Roger then thought of something.
"But wait, the medicine man was able to make me a fully functional wooden arm." Said Roger.
"I consumed a lot of peyote and smoked the peace pipe greatly at the time." Said UF Dough Darryl.
Roger became deadpanned.
"Yep, checks out." said Roger.
The audience laughed.
Everyone was shocked.
"Wha?" asked Bugs.
Crunch shook his head.
"Anyway we need to have piece or else everyone will be dead!" spoke Crunch. "Besides I don't want any more dead bodies on my hand!"
"Neither do we." said Bugs.
But the screaming goat appeared and screamed behind Bugs making him shocked and the Goat laughed and ran off making the audience laugh.

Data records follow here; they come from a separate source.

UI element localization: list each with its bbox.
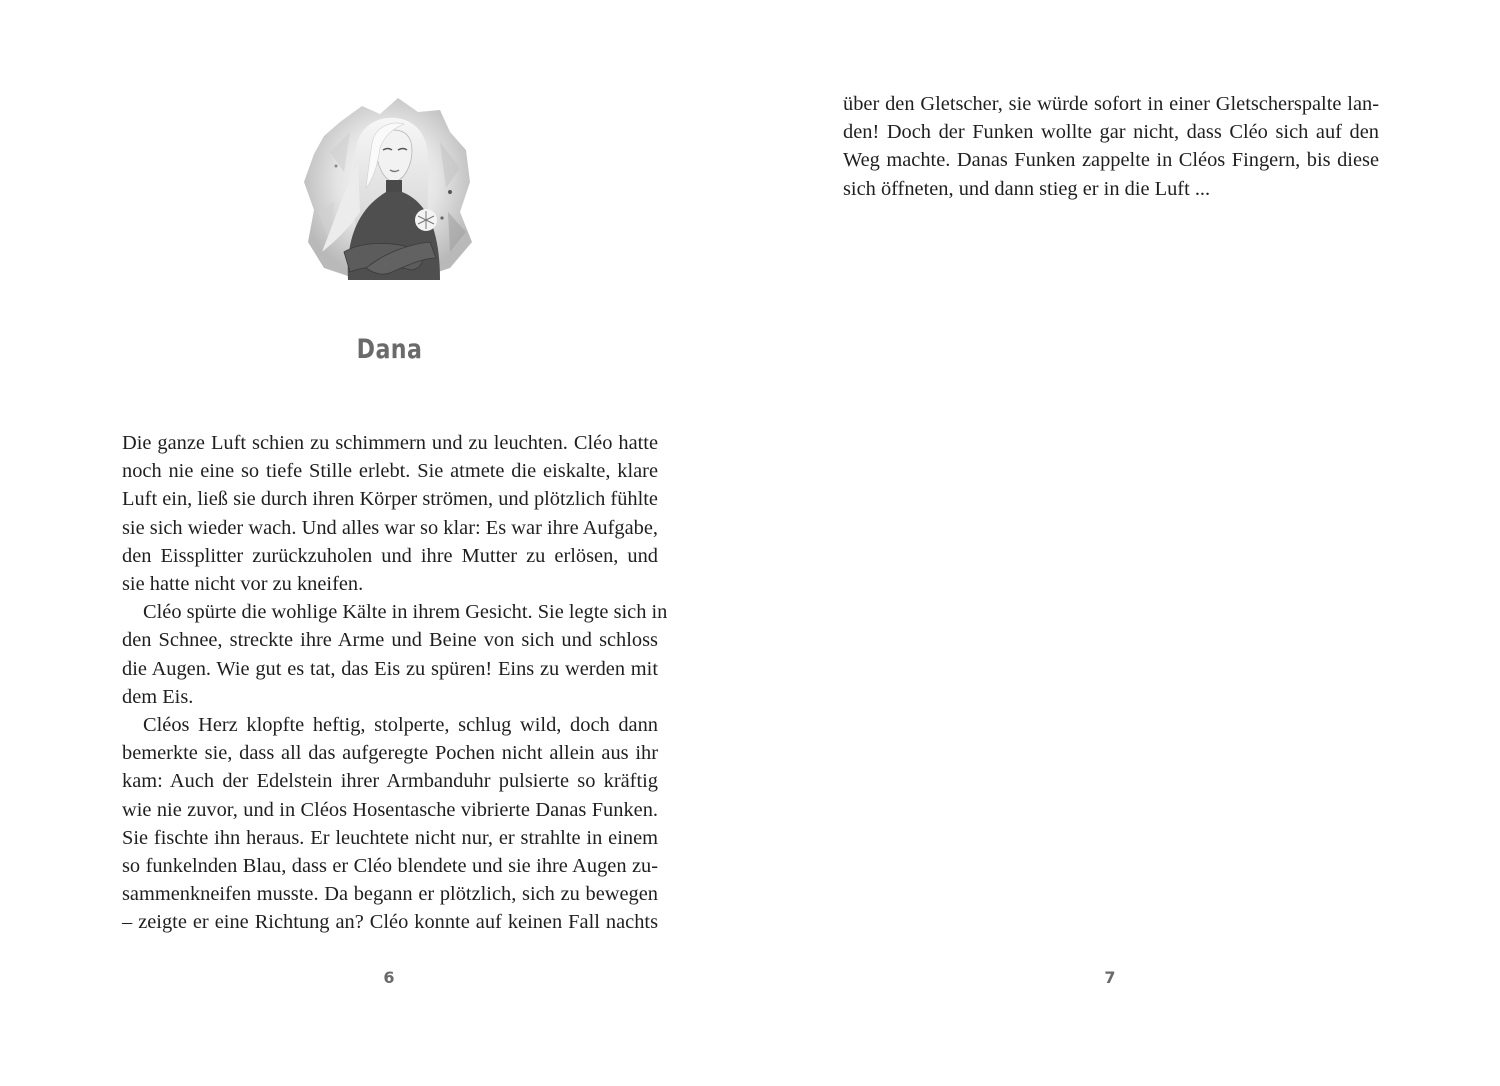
- right-page: [750, 0, 1500, 1086]
- page-number: 7: [1104, 968, 1116, 987]
- text-line: sammenkneifen musste. Da begann er plötzlich, sich zu bewegen: [122, 883, 658, 906]
- body-text: [843, 90, 1379, 203]
- text-line: so funkelnden Blau, dass er Cléo blendete und sie ihre Augen zu-: [122, 855, 658, 878]
- text-line: den! Doch der Funken wollte gar nicht, dass Cléo sich auf den: [843, 121, 1379, 144]
- text-line: Luft ein, ließ sie durch ihren Körper strömen, und plötzlich fühlte: [122, 488, 658, 511]
- text-line: wie nie zuvor, und in Cléos Hosentasche vibrierte Danas Funken.: [122, 798, 658, 821]
- text-line: bemerkte sie, dass all das aufgeregte Pochen nicht allein aus ihr: [122, 742, 658, 765]
- page-number: 6: [383, 968, 395, 987]
- text-line: Cléos Herz klopfte heftig, stolperte, schlug wild, doch dann: [143, 714, 658, 737]
- text-line: – zeigte er eine Richtung an? Cléo konnte auf keinen Fall nachts: [122, 911, 658, 934]
- text-line: den Eissplitter zurückzuholen und ihre Mutter zu erlösen, und: [122, 544, 658, 567]
- text-line: Weg machte. Danas Funken zappelte in Cléos Fingern, bis diese: [843, 149, 1379, 172]
- text-line: noch nie eine so tiefe Stille erlebt. Sie atmete die eiskalte, klare: [122, 460, 658, 483]
- text-line: Cléo spürte die wohlige Kälte in ihrem Gesicht. Sie legte sich in: [143, 601, 668, 624]
- text-line: sie sich wieder wach. Und alles war so klar: Es war ihre Aufgabe,: [122, 516, 658, 539]
- text-line: Sie fischte ihn heraus. Er leuchtete nicht nur, er strahlte in einem: [122, 826, 658, 849]
- body-text: [122, 429, 668, 937]
- text-line: sie hatte nicht vor zu kneifen.: [122, 573, 364, 596]
- text-line: den Schnee, streckte ihre Arme und Beine von sich und schloss: [122, 629, 658, 652]
- text-line: Die ganze Luft schien zu schimmern und zu leuchten. Cléo hatte: [122, 432, 658, 454]
- text-line: dem Eis.: [122, 685, 194, 708]
- text-line: sich öffneten, und dann stieg er in die Luft ...: [843, 177, 1211, 200]
- text-line: kam: Auch der Edelstein ihrer Armbanduhr pulsierte so kräftig: [122, 770, 658, 793]
- chapter-title: Dana: [356, 334, 423, 365]
- character-portrait-icon: [300, 92, 478, 284]
- text-line: die Augen. Wie gut es tat, das Eis zu spüren! Eins zu werden mit: [122, 657, 658, 680]
- text-line: über den Gletscher, sie würde sofort in einer Gletscherspalte lan-: [843, 93, 1379, 115]
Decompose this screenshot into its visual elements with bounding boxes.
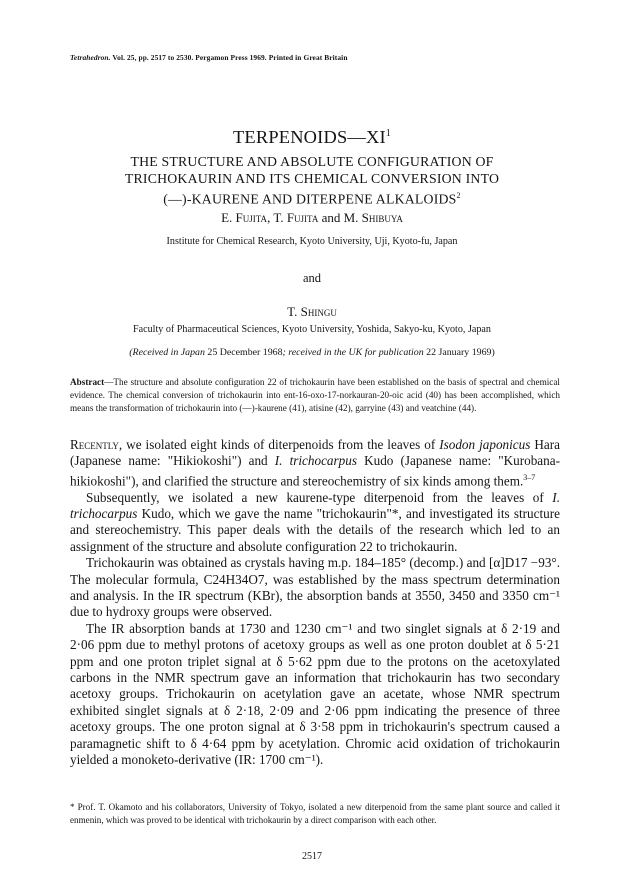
paper-title (0, 127, 624, 148)
paragraph-2-text-b: Kudo, which we gave the name "trichokaurin"*, and investigated its structure and stereochemistry. This paper deals with the details of the research which led to an assignment of the structure and absolute configuration 22 to trichokaurin. (70, 506, 560, 554)
journal-details: Vol. 25, pp. 2517 to 2530. Pergamon Press 1969. Printed in Great Britain (112, 53, 348, 62)
received-dates (0, 347, 624, 358)
author-list-2 (0, 304, 624, 320)
paper-title-text: TERPENOIDS—XI (233, 127, 386, 147)
affiliation-1: Institute for Chemical Research, Kyoto University, Uji, Kyoto-fu, Japan (166, 236, 458, 247)
subtitle-line-3-text: (—)-KAURENE AND DITERPENE ALKALOIDS (163, 191, 457, 207)
species-isodon-japonicus: Isodon japonicus (439, 437, 531, 452)
paper-subtitle (90, 153, 534, 208)
paragraph-1 (70, 437, 560, 490)
paragraph-1-text-c: Kudo (Japanese name: "Kurobana-hikiokoshi"), and clarified the structure and stereochemistry of six kinds among them. (70, 453, 561, 489)
abstract-text: —The structure and absolute configuration 22 of trichokaurin have been established on the basis of spectral and chemical evidence. The chemical conversion of trichokaurin into ent-16-oxo-17-norkauran-20-oic acid (40) has been accomplished, which means the transformation of trichokaurin into (—)-kaurene (41), atisine (42), garryine (43) and veatchine (44). (70, 377, 560, 414)
paragraph-1-lead: Recently (70, 437, 119, 452)
body-text (70, 437, 560, 769)
abstract (70, 376, 560, 416)
paragraph-3: Trichokaurin was obtained as crystals having m.p. 184–185° (decomp.) and [α]D17 −93°. The molecular formula, C24H34O7, was established by the mass spectrum determination and analysis. In the IR spectrum (KBr), the absorption bands at 3550, 3450 and 3350 cm⁻¹ due to hydroxy groups were observed. (70, 555, 560, 620)
author-list (0, 210, 624, 226)
subtitle-line-3 (90, 187, 534, 208)
journal-name: Tetrahedron. (70, 53, 111, 62)
page-number: 2517 (302, 851, 322, 862)
received-part-3: 1969) (469, 347, 495, 358)
species-i-trichocarpus: I. trichocarpus (274, 453, 357, 469)
author-1-name: Fujita (235, 210, 268, 225)
author-conjunction: and (318, 210, 344, 225)
author-3-name: Shibuya (361, 210, 403, 225)
author-4-name: Shingu (300, 304, 337, 319)
affiliation-2: Faculty of Pharmaceutical Sciences, Kyoto University, Yoshida, Sakyo-ku, Kyoto, Japan (133, 324, 491, 335)
author-2-name: Fujita (286, 210, 319, 225)
received-date-2: 22 January (426, 347, 470, 358)
paragraph-2-text-a: Subsequently, we isolated a new kaurene-type diterpenoid from the leaves of (86, 489, 553, 505)
received-date-1: 25 December 1968 (207, 347, 283, 358)
received-part-1: (Received in Japan (129, 347, 208, 358)
received-part-2: ; received in the UK for publication (282, 347, 427, 358)
author-3-initial: M. (343, 210, 362, 225)
paragraph-4: The IR absorption bands at 1730 and 1230 cm⁻¹ and two singlet signals at δ 2·19 and 2·06 ppm due to methyl protons of acetoxy groups as well as one proton doublet at δ 5·21 ppm and one proton triplet signal at δ 5·62 ppm due to the protons on the acetoxylated carbons in the NMR spectrum gave an information that trichokaurin has two secondary acetoxy groups. Trichokaurin on acetylation gave an acetate, whose NMR spectrum exhibited singlet signals at δ 2·18, 2·09 and 2·06 ppm indicating the presence of three acetoxy groups. The one proton signal at δ 3·58 ppm in trichokaurin's spectrum caused a paramagnetic shift to δ 4·64 ppm by acetylation. Chromic acid oxidation of trichokaurin yielded a monoketo-derivative (IR: 1700 cm⁻¹). (70, 620, 560, 768)
subtitle-line-1: THE STRUCTURE AND ABSOLUTE CONFIGURATION OF (130, 154, 494, 169)
author-2-initial: T. (273, 210, 287, 225)
author-4-initial: T. (287, 304, 301, 319)
author-separator: , (267, 210, 274, 225)
paragraph-2 (70, 490, 560, 556)
paragraph-1-text-b: Hara (Japanese name: "Hikiokoshi") and (70, 437, 560, 469)
subtitle-line-2: TRICHOKAURIN AND ITS CHEMICAL CONVERSION INTO (124, 171, 500, 186)
reference-mark: 3–7 (523, 472, 536, 482)
species-i-trichocarpus-2: I. trichocarpus (70, 489, 560, 522)
title-footnote-mark: 1 (385, 127, 391, 139)
journal-header (70, 53, 348, 62)
paragraph-1-text-a: , we isolated eight kinds of diterpenoids from the leaves of (118, 437, 440, 452)
subtitle-footnote-mark: 2 (456, 191, 461, 200)
author-1-initial: E. (221, 210, 236, 225)
and-separator: and (302, 271, 322, 285)
footnote: * Prof. T. Okamoto and his collaborators, University of Tokyo, isolated a new diterpenoid from the same plant source and called it enmenin, which was proved to be identical with trichokaurin by a direct comparison with each other. (70, 802, 560, 825)
abstract-label: Abstract (70, 377, 105, 387)
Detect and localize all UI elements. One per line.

Bugs groaned in annoyance.
Some of the pilgrims snickered.
"You're all horrible." said Bugs.
"We keep her around because we need milk." said Molly.
Amity nodded.
"Plus we love seeing her scream!" She said.
Roger smacked Amity on the back of her head with his wooden hand.
"You're a pilgrim." said Roger.
Luz punched Roger.
"Don't hit my AGF!" she whispered.
Roger smacked Luz.
"Don't hit me for smacking your awesome girlfriend." said Roger.
Amity smacked Roger.
"Don't smack Luz for smacking you for smacking me." said Amity.
Zee smacked Amity.
"Don't smack Roger, for smacking Luz, for smacking Roger, for smacking you." said Zee.
Amity smacked Zee.
"Don't smack me for smacking Roger, for smacking Luz, for smacking Roger, for smacking me." said Amity.
Axel smacked Amity.
"Don't smack Zee for smacking Luz for smacking Roger for smacking you!" spoke Axel
Bugs smacked Axel.
"WE HAVE A PLAY AND PEACE TREATY TO GO ALONG WITH!" Bugs yelled.
He then thought of something.
"Also, you should have told Amity Don't smack Zee for smacking Amity, for smacking Roger, for smacking Luz, for smacking Roger, for smacking Amity." Said Bugs.
Everyone in the audience nodded.
"That's some round twister!" spoke UF Dough Daryll who was for some reason now in the audience with Steve and his fiancé shocking the two.
"What the?" Said Steve.
"Why're you here?" Said Katya.
"On my lunch break." UF Dough Darryl said before pulling out a sub sandwich which he began to eat.
Steve groaned and dragged UF Dough Darryl off.
Outside the theater; the incompetent worker was tossed out Uncle Phil style.
Back in the theater; everyone cheered at what Steve did.
"Continue the show." Said Steve.
"So how do you want to go about this peace business?" Said Bugs.
"Not much, just a big feast at the end of the day, with lots of turkey, vegetable, stuffing, dinner rolls, and pumpkin pie." said Crunch.
He did some thinking.
"And no tofu turkey, that shits nasty." said Crunch.
The Indians and pilgrims spat on the ground, minus Ollie.
He chuckled nervously.
"Yeah, I'm the only one who has a problem with that." said Ollie.
Roger then punched him in the face with his wooden hand.
Molly is mad and glared at Roger.
Roger just held his flesh hand out to the Thai girl.
"Don't even, we just went through a whole tongue twister deal." said Roger.
Interview Gag
Molly is in there.
"Tongue twisters, that's almost as terrible as close up magic." said Molly.
Lastly was Roger who was shuffling up a deck of cards.
He laughed.
"I can get anyone off my back." said Roger.
He finished shuffling and pulled out a card, revealing it was a six spades before putting it back in the deck which he set on fire.
Roger pulled out a card from his mouth, revealing the six spades.